I treated the release of Lady Gaga’s Born This Way as ceremoniously as any teen girl without her driver’s license could: by begging my mom to drive me to the mall to buy a physical copy. The record came out on May 23, 2011, the day before my fifteenth birthday. The timing was a cosmic coincidence, but if I closed my eyes, I could almost convince myself that the CD was a birthday gift from Mother Monster herself.
I’d hardly admitted I was queer to myself, let alone to anybody else. I carried a giant backpack stuffed with textbooks every day, but it was my identity that weighed on me as I walked through my high school. At the time, I viewed my sexual orientation as an inescapable curse that would alienate me from my friends and family. Like Gaga herself, I was born into a family of Italian-American New Yorkers and raised in the Catholic Church, where homosexuality is still far from embraced and often shunned. But Gaga took the religious imagery I knew and spun it into tales of twisted love (“Judas”), unapologetic pleasure (“Electric Chapel”), and defiant self-acceptance (the album’s anthemic, pro-LGBTQ+ title track). If Gaga, who was openly bisexual and already a personal hero, viewed me as “beautiful in my way ‘cause God makes no mistakes,” why couldn’t I?
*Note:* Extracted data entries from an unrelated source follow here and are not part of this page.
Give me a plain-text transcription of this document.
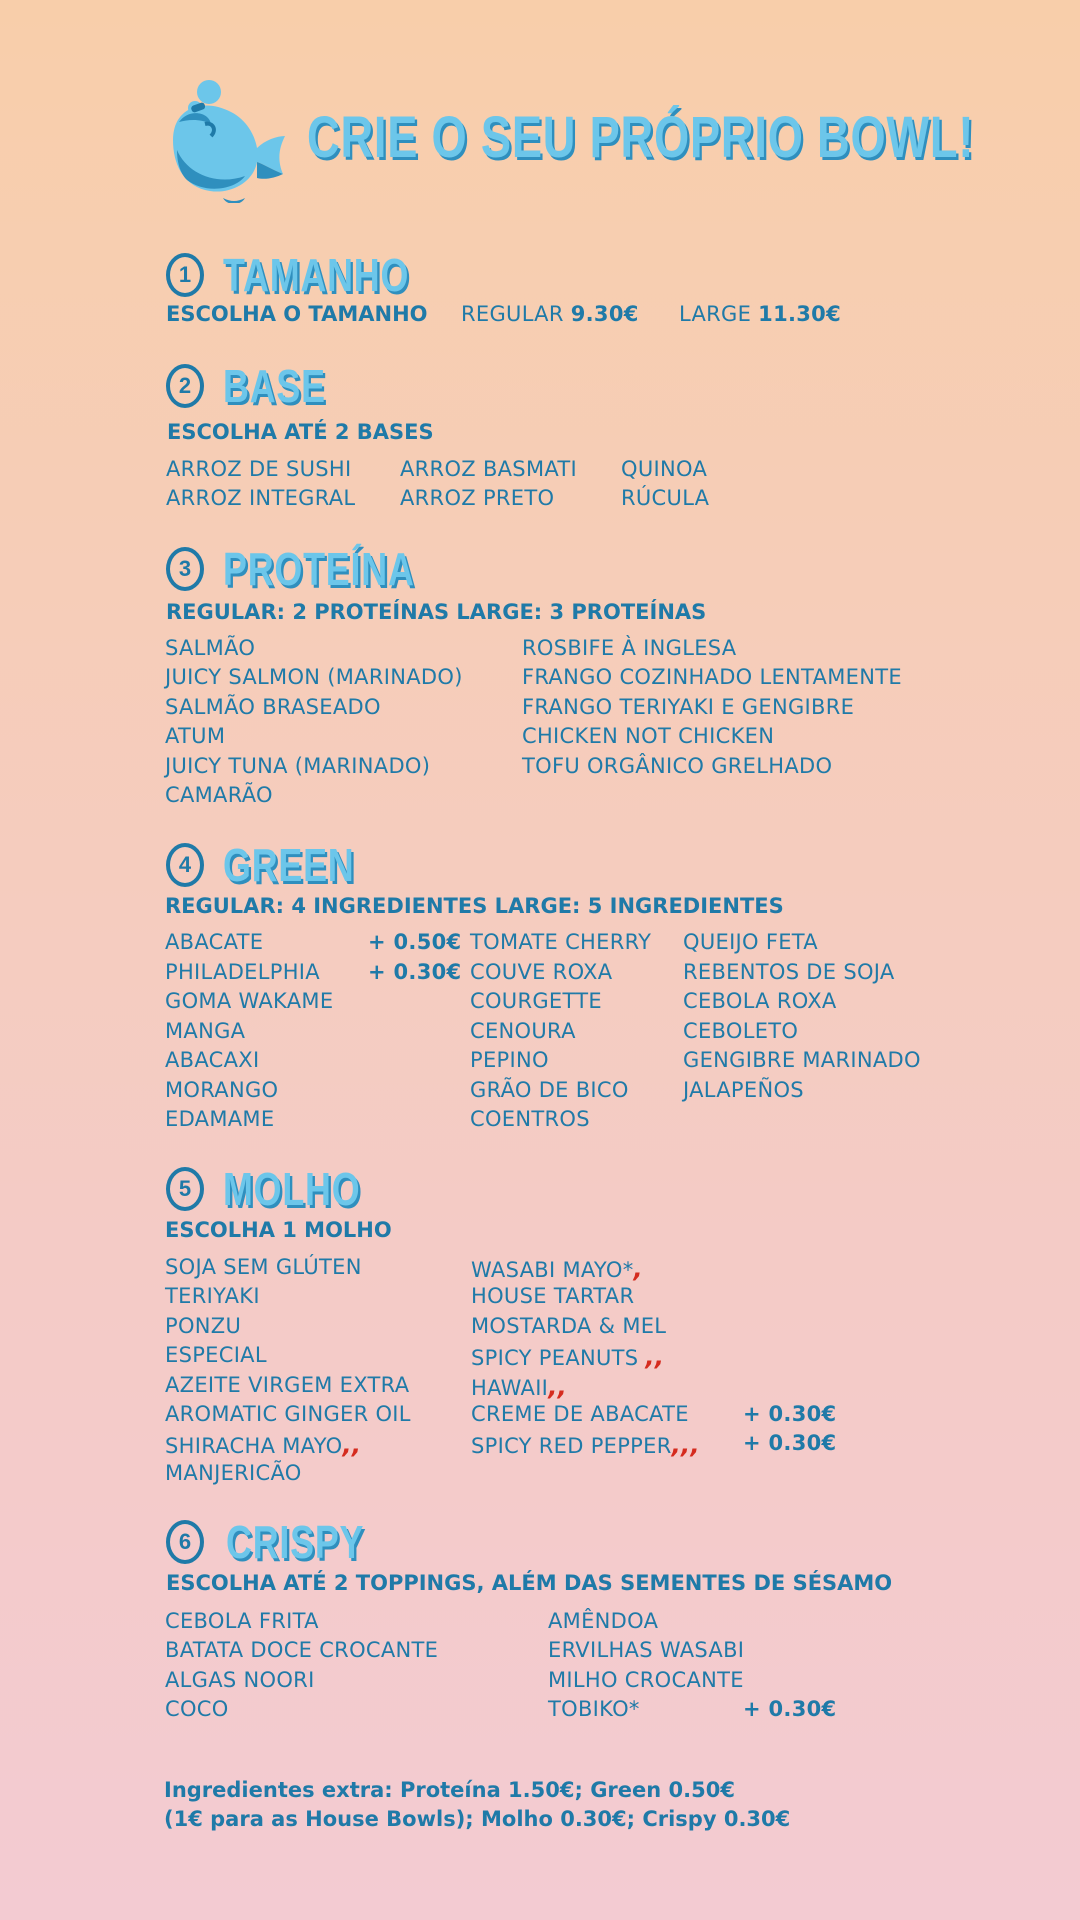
CRIE O SEU PRÓPRIO BOWL!
1 TAMANHO
ESCOLHA O TAMANHO REGULAR 9.30€ LARGE 11.30€
2 BASE
ESCOLHA ATÉ 2 BASES
ARROZ DE SUSHI
ARROZ INTEGRAL
ARROZ BASMATI
ARROZ PRETO
QUINOA
RÚCULA
3 PROTEÍNA
REGULAR: 2 PROTEÍNAS LARGE: 3 PROTEÍNAS
SALMÃO
JUICY SALMON (MARINADO)
SALMÃO BRASEADO
ATUM
JUICY TUNA (MARINADO)
CAMARÃO
ROSBIFE À INGLESA
FRANGO COZINHADO LENTAMENTE
FRANGO TERIYAKI E GENGIBRE
CHICKEN NOT CHICKEN
TOFU ORGÂNICO GRELHADO
4 GREEN
REGULAR: 4 INGREDIENTES LARGE: 5 INGREDIENTES
ABACATE
PHILADELPHIA
GOMA WAKAME
MANGA
ABACAXI
MORANGO
EDAMAME
+ 0.50€
+ 0.30€
TOMATE CHERRY
COUVE ROXA
COURGETTE
CENOURA
PEPINO
GRÃO DE BICO
COENTROS
QUEIJO FETA
REBENTOS DE SOJA
CEBOLA ROXA
CEBOLETO
GENGIBRE MARINADO
JALAPEÑOS
5 MOLHO
ESCOLHA 1 MOLHO
SOJA SEM GLÚTEN
TERIYAKI
PONZU
ESPECIAL
AZEITE VIRGEM EXTRA
AROMATIC GINGER OIL
SHIRACHA MAYO,,
MANJERICÃO
WASABI MAYO*,
HOUSE TARTAR
MOSTARDA & MEL
SPICY PEANUTS ,,
HAWAII,,
CREME DE ABACATE
SPICY RED PEPPER,,,
+ 0.30€
+ 0.30€
6 CRISPY
ESCOLHA ATÉ 2 TOPPINGS, ALÉM DAS SEMENTES DE SÉSAMO
CEBOLA FRITA
BATATA DOCE CROCANTE
ALGAS NOORI
COCO
AMÊNDOA
ERVILHAS WASABI
MILHO CROCANTE
TOBIKO*	+ 0.30€
Ingredientes extra: Proteína 1.50€; Green 0.50€
(1€ para as House Bowls); Molho 0.30€; Crispy 0.30€
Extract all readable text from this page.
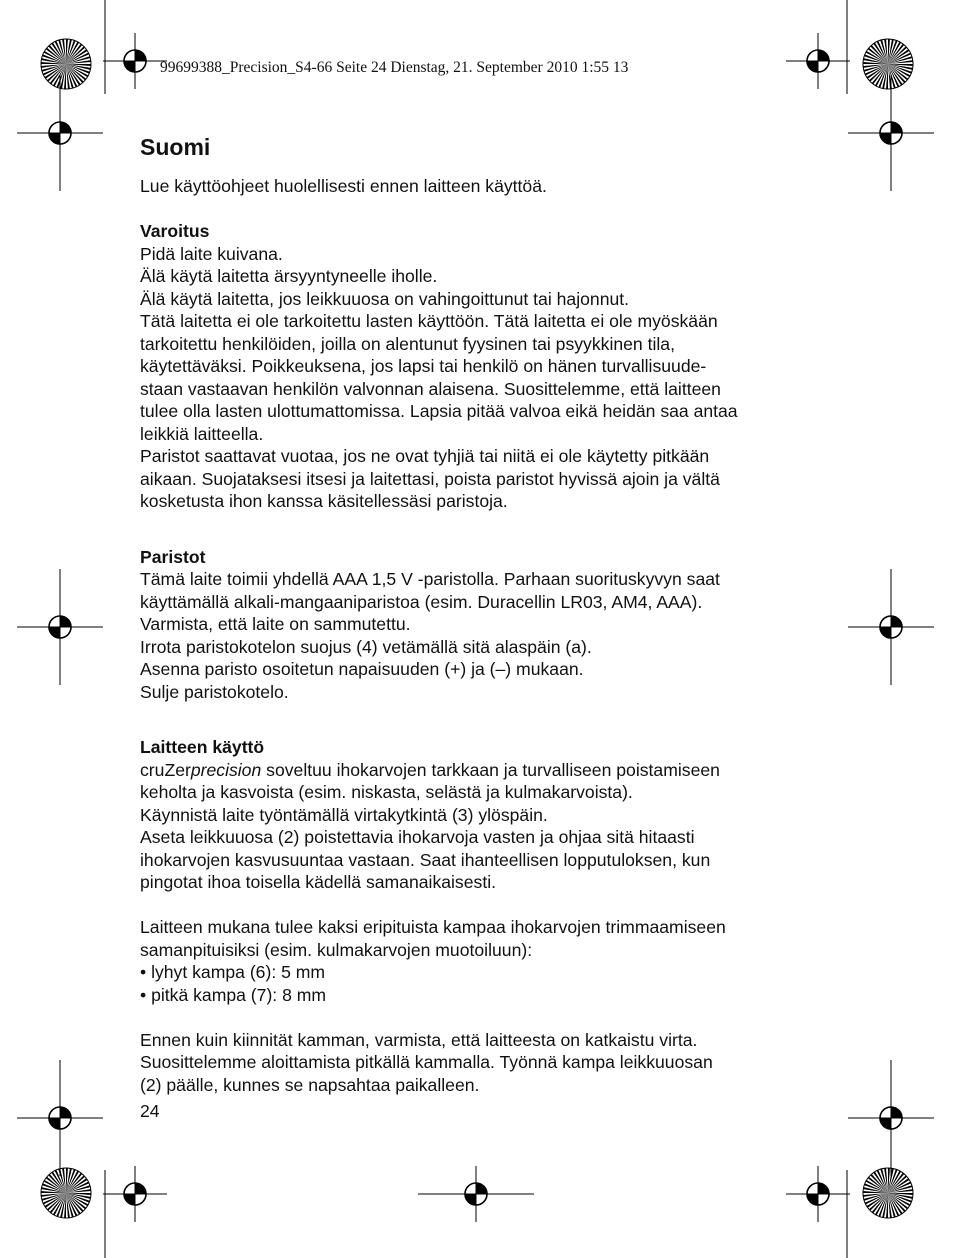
99699388_Precision_S4-66 Seite 24 Dienstag, 21. September 2010 1:55 13

Suomi

Lue käyttöohjeet huolellisesti ennen laitteen käyttöä.

Varoitus

Pidä laite kuivana.

Älä käytä laitetta ärsyyntyneelle iholle.

Älä käytä laitetta, jos leikkuuosa on vahingoittunut tai hajonnut.

Tätä laitetta ei ole tarkoitettu lasten käyttöön. Tätä laitetta ei ole myöskään

tarkoitettu henkilöiden, joilla on alentunut fyysinen tai psyykkinen tila,

käytettäväksi. Poikkeuksena, jos lapsi tai henkilö on hänen turvallisuude-

staan vastaavan henkilön valvonnan alaisena. Suosittelemme, että laitteen

tulee olla lasten ulottumattomissa. Lapsia pitää valvoa eikä heidän saa antaa

leikkiä laitteella.

Paristot saattavat vuotaa, jos ne ovat tyhjiä tai niitä ei ole käytetty pitkään

aikaan. Suojataksesi itsesi ja laitettasi, poista paristot hyvissä ajoin ja vältä

kosketusta ihon kanssa käsitellessäsi paristoja.

Paristot

Tämä laite toimii yhdellä AAA 1,5 V -paristolla. Parhaan suorituskyvyn saat

käyttämällä alkali-mangaaniparistoa (esim. Duracellin LR03, AM4, AAA).

Varmista, että laite on sammutettu.

Irrota paristokotelon suojus (4) vetämällä sitä alaspäin (a).

Asenna paristo osoitetun napaisuuden (+) ja (–) mukaan.

Sulje paristokotelo.

Laitteen käyttö

cruZerprecision soveltuu ihokarvojen tarkkaan ja turvalliseen poistamiseen

keholta ja kasvoista (esim. niskasta, selästä ja kulmakarvoista).

Käynnistä laite työntämällä virtakytkintä (3) ylöspäin.

Aseta leikkuuosa (2) poistettavia ihokarvoja vasten ja ohjaa sitä hitaasti

ihokarvojen kasvusuuntaa vastaan. Saat ihanteellisen lopputuloksen, kun

pingotat ihoa toisella kädellä samanaikaisesti.

Laitteen mukana tulee kaksi eripituista kampaa ihokarvojen trimmaamiseen

samanpituisiksi (esim. kulmakarvojen muotoiluun):

• lyhyt kampa (6): 5 mm

• pitkä kampa (7): 8 mm

Ennen kuin kiinnität kamman, varmista, että laitteesta on katkaistu virta.

Suosittelemme aloittamista pitkällä kammalla. Työnnä kampa leikkuuosan

(2) päälle, kunnes se napsahtaa paikalleen.

24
With Born This Way as my soundtrack, I came of age and into my queerness. I chopped off all my hair to “Hair”; I fell in love with another girl to “The Edge of Glory.” I’ve spent the past decade of my life growing up, and Born This Way has transformed with me, too. I’ve found new songs to love, fresh reasons to laugh at Mother Monster’s lyrics, and clear lenses through which to critique it. And as I’ve learned through conversations with Gaga’s collaborators and fans who still cherish the album today, I’m not alone.
Born This Way arrived on the heels of The Fame, Gaga’s radio-friendly 2008 debut album, and The Fame Monster, her theatrical, more avant-garde 2010 follow-up. At just 25, the singer-songwriter had already bled onstage at the MTV Video Music Awards, performed sold-out shows around the world, and scooped up five Grammys. Inspired, Gaga leveraged that cushy moment to make a record bigger than herself, something that would speak directly to the swaths of Little Monsters who already idolized her provocative presentation. This was the woman who wasn’t afraid to sing about sex, who shamelessly identified “the gay community” as the greatest thrill in her career thus far. “She was literally becoming an icon in front of our eyes,” her trusted songwriting and producing collaborator Fernando Garibay tells MTV News.